Perturbations of a minimal surface with triple junctions in $\mathbb{R}^2 \times \mathbb{S}^1$
Chen-Kuan Lee
TL;DR
This work addresses constructing stationary perturbations of a minimal surface with a circle of triple junctions in $\mathbb{R}^2\times \mathbb{S}^1$ that match prescribed boundary data. It adopts a non-parametric graph representation over the model surface $(\mathbf{Y}\times \mathbb{S}^1)\cap \mathbf{B}$, formulates the stationary condition as a quasilinear PDE system, and analyzes its linearization by splitting into Dirichlet and mixed boundary problems. Schauder estimates and a contraction-mapping argument yield existence and regularity of $\mathcal{C}^{2,\alpha}$-stationary perturbations for small boundary data, with the spine remaining a circle of triple junctions.

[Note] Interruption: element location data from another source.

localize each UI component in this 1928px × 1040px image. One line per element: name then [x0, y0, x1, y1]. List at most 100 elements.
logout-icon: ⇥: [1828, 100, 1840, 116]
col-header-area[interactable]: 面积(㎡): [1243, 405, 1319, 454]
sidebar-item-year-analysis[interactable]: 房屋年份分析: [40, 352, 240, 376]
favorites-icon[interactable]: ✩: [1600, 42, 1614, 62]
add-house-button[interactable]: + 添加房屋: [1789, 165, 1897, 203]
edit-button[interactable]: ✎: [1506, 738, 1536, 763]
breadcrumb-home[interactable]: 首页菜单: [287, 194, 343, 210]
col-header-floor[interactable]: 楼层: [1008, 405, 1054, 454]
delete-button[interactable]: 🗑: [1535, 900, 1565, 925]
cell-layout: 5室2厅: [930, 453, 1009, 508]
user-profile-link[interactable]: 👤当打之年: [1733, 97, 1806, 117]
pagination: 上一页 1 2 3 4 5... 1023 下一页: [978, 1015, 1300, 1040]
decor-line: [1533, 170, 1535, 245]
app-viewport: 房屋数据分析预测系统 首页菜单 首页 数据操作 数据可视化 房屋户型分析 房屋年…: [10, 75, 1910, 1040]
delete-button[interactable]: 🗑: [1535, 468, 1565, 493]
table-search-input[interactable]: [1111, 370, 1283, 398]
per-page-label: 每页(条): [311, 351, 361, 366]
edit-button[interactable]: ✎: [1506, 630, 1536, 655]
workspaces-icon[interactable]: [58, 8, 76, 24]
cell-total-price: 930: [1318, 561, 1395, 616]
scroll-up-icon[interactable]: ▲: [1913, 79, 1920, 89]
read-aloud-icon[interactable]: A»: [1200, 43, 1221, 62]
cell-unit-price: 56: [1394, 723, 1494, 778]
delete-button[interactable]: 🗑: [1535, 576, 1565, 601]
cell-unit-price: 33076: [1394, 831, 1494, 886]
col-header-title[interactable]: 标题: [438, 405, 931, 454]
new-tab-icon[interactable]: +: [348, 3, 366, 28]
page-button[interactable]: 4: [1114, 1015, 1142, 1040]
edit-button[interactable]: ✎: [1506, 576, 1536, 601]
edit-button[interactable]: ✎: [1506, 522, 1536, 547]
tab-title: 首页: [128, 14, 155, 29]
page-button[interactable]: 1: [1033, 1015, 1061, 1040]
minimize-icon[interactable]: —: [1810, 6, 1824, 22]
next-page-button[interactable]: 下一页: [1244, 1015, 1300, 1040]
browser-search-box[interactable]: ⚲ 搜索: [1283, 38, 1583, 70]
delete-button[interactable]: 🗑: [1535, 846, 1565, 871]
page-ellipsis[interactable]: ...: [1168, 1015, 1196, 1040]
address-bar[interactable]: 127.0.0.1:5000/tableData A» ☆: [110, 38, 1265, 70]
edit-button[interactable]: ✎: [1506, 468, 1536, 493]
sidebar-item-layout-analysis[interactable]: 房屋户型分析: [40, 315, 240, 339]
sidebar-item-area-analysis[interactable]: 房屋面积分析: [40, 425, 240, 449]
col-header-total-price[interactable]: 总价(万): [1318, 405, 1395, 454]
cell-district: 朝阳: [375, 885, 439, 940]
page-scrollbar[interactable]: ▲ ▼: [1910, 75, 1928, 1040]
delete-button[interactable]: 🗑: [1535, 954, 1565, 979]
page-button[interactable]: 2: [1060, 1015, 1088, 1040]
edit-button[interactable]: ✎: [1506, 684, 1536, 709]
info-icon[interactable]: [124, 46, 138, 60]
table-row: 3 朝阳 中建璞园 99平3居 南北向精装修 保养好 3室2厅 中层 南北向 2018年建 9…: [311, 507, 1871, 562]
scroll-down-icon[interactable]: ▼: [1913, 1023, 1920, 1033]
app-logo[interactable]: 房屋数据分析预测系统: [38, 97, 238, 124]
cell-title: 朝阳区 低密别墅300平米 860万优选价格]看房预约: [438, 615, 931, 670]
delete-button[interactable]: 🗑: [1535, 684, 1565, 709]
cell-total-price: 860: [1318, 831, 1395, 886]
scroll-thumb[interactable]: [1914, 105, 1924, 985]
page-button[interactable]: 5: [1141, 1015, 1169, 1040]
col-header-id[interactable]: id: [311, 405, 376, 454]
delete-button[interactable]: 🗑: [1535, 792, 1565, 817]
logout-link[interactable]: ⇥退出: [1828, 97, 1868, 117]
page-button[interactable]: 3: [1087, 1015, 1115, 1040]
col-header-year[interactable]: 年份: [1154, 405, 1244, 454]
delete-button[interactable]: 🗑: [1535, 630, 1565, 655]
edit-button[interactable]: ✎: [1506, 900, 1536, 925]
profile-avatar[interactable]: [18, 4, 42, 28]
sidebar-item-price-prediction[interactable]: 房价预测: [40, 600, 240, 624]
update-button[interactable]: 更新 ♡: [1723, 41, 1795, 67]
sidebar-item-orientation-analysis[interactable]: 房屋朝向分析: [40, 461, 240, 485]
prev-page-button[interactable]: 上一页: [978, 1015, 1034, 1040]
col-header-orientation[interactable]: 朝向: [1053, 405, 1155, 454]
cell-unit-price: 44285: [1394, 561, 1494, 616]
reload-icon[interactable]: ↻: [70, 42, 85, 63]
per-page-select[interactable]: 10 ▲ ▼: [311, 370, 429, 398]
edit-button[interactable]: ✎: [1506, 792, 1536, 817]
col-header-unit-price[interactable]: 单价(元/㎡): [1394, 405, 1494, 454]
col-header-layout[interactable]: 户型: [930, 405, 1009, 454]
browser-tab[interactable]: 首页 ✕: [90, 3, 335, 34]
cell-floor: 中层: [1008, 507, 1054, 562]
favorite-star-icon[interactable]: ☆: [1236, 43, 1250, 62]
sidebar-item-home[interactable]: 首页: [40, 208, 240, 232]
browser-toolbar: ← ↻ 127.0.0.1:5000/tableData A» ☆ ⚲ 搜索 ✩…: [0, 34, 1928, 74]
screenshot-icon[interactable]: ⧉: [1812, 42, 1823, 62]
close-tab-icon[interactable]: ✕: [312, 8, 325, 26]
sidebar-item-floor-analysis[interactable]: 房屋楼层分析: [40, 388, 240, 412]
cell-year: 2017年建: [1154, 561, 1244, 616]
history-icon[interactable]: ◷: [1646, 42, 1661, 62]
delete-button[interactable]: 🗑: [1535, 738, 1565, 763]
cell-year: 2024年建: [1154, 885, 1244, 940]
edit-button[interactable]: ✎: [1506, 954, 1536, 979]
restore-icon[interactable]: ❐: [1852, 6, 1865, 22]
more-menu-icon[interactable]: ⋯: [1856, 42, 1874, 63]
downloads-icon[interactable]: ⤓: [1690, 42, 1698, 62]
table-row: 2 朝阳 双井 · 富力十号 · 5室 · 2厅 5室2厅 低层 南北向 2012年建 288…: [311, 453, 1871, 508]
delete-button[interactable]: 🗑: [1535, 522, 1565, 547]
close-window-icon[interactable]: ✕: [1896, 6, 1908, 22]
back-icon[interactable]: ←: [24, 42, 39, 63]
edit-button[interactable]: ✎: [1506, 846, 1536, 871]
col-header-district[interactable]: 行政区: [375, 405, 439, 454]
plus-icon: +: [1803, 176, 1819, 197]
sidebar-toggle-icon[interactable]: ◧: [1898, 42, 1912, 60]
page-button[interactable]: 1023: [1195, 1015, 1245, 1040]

The results provide explicit, quantitatively controlled examples of minimal surfaces with nontrivial singular sets in a product manifold, contributing to understanding stability and boundary-interaction in triple-junction minimal surfaces.
Abstract
We construct stationary perturbations of a specific minimal surface with a circle of triple junctions in $\mathbb{R}^2 \times \mathbb{S}^1$, that satisfy given boundary data.